Reblogging this again, for obvious reasons
it’s so goddamn true.
also one of the things that comes with the coming out what bothers me a lot too is that immediately when i drop that i’m asexual, i get fucking cross-examined
like
my asexuality is a fact, just like being gay is
and yet
if someone says they’re gay, people don’t start negotiating with them, people don’t start interrogating them, people don’t start to question their definition of ‘gay’ or their qualifying for that label or even the existence of their label
you don’t ask them whether they masturbate, whether they have had orgasms and how many and how good they were, whether they’ve had sex and with who and how often, whether they’re doing sex and masturbation wrong, whether they’ve been raped or abused, whether they’re perverted, whether they’re not just being childish, or afraid of sex, or inexperienced, or frigid, or “deciding they are gay too soon”

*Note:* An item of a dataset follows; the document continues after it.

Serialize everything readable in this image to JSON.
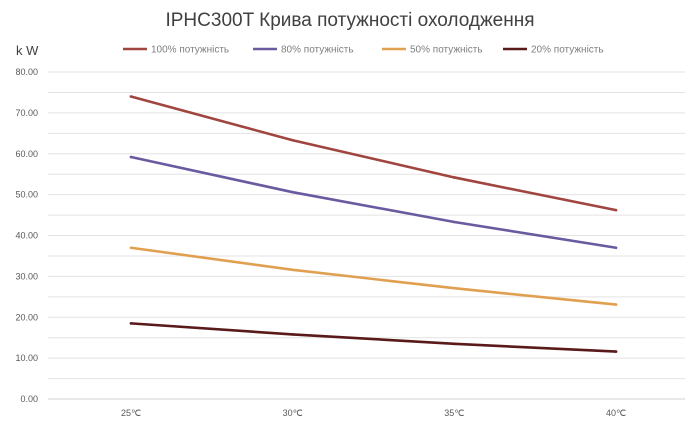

being gay is not a topic of discussion, it just is
but I drop being ace in a conversation, and suddenly they all have to philosophize on the meaning of sexuality and labels and the need for Pride at me and if I don’t explain everything, if I don’t answer every question to satisfaction, if I don’t have a complete, three paragraph well rounded counterargument for every little doubt then I’m obviously lying and just seeking attention
and every single time I feel like I need to walk out because they’re making me question what I’ve known of myself for YEARS, they’re making me doubt MYSELF, they’re making me cry because here are another group of people for whom I’ve suddenly lost a bit of my humanity if they can so callously deny the validity of my asexual identity
and they think that’s GOOD. they think they’re doing me a FAVOUR. they think they’re good people for saying that they don’t believe asexuality is true and that i can’t be asexual if they think it doesn’t exist, that I just need to get laid sometime, that I should keep wait with deciding that I’m asexual until I’m thirty, no, fourty, no, fifty, no, I can’t really say I’m asexual until I’m almost dead and have never felt any sexual attraction for anyone
that’s what kills me about being asexual
but it’s so everywhere, it’s in (almost) every coming out to some degree, that OP forgot to add it. cuz that’s not something awful that happens a lot like the asks above. it’s something awful that happens every.time. and we don’t even question it or send asks about it anymore. because you can’t fucking escape it, so why ask. there’s nothing we can do.